Half of drivers surveyed by road safety charity Brake and Direct Line admit to breaking traffic laws, with 25% of them doing so through inattention and 23% doing so deliberately because they think they can get away with it or do not agree with the laws.
Brake suggests that this makes it clear that more needs to be done both to enforce traffic laws, and to persuade drivers to buy in to the importance of complying with them.
With dedicated traffic police numbers being cut back in recent years , Brake is concerned that UK roads are becoming "increasingly lawless territory". Police officers have reported that they have been forced to "retreat" from motorways, major and rural roads. At the same time, road deaths and serious injuries recently increased by 4% after decades of reductions. This follows Government casualty reduction targets being dropped in 2010.
Brake is calling on any new government to reverse this trend and make traffic enforcement a national policing priority, alongside giving greater impetus to bringing casualties down and making streets safer.
Other key findings from Brake and Direct Line's report on the state of UK driving include:
- UK drivers are more confident in the safety of their own driving than they were 10 years ago, with more than two thirds (69%) rating themselves as safer than most other drivers, up from half (50%) in 2005. Drivers judge each other more harshly than themselves, with the majority (58%) saying there are more dangerous drivers than safe drivers on UK roads.
- Young drivers (17-24) are most likely to rate their driving as safer than others, with three in five (58%) saying they are "much" safer. Given young drivers are proportionately involved in more crashes than older drivers, this suggests overconfidence is putting them at risk. Young drivers are more likely to rate the majority of other drivers as dangerous and to feel endangered by them, suggesting they may be more aware of bad habits that become habitual for experienced drivers.
- When asked what unsafe driving behaviours they witnessed most, distraction (such as from mobile phones) (71%), tailgating (71%), speeding (67%) and risking overtaking (66%) topped the list of UK drivers' concerns.
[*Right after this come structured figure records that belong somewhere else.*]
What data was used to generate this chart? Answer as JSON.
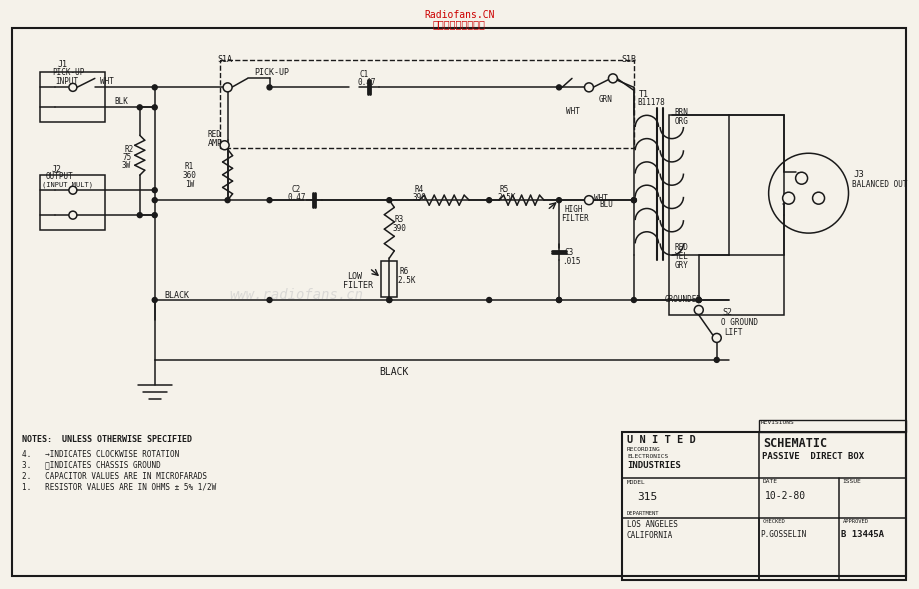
{
  "bg_color": "#f5f2ea",
  "line_color": "#1a1a1a",
  "title_line1": "Radiofans.CN",
  "title_line2": "收音机爱好者资料库",
  "watermark": "www.radiofans.cn",
  "company1": "U N I T E D",
  "company2": "RECORDING\nELECTRONICS",
  "company3": "INDUSTRIES",
  "schematic1": "SCHEMATIC",
  "schematic2": "PASSIVE  DIRECT BOX",
  "model_label": "MODEL",
  "model_val": "315",
  "dept_label": "DEPARTMENT",
  "date_label": "DATE",
  "date_val": "10-2-80",
  "issue_label": "ISSUE",
  "checked_label": "CHECKED",
  "checked_val": "P.GOSSELIN",
  "approved_label": "APPROVED",
  "approved_val": "B 13445A",
  "location_val": "LOS ANGELES\nCALIFORNIA",
  "revisions_label": "REVISIONS",
  "note0": "NOTES:  UNLESS OTHERWISE SPECIFIED",
  "note1": "4.   →INDICATES CLOCKWISE ROTATION",
  "note2": "3.   ℵINDICATES CHASSIS GROUND",
  "note3": "2.   CAPACITOR VALUES ARE IN MICROFARADS",
  "note4": "1.   RESISTOR VALUES ARE IN OHMS ± 5% 1/2W"
}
Julie Townsend, deputy chief executive of Brake, said: "As these figures make clear, law breaking on our roads is not just down to a minority but endemic. For whatever reason, many seem to feel they are beyond the law or that traffic laws are somehow optional. This represents a failure by Government to ensure traffic policing is receiving adequate priority and to make clear the importance and legitimacy of traffic laws. Traffic laws exist to save lives and prevent injuries and terrible suffering. No matter how experienced or skilled a driver you believe yourself to be, you cannot break them safely.
"Whoever takes power after 7 May needs to make traffic policing a national policing priority, to ensure there is a strong deterrent against risky law-breaking on roads. We also need to see road safety given greater political priority, to set casualties falling once more and deliver safer streets for communities everywhere. That means reintroducing road casualty reduction targets, and working harder to win the ideological battle, to ensure everyone who gets behind the wheel understands why the rules exist and accepts their responsibility to abide by them and keep people safe."
Rob Miles, director of motor at Direct Line, commented: "Drivers continue to flout the rules of the road without realising the devastating impact their actions can have. Traffic laws are there for a reason and breaking them puts lives at risk.
"Breaking the law whilst behind the wheel can lead to a criminal conviction and being declined for car insurance, with even minor offences leading to fines and increased insurance premiums."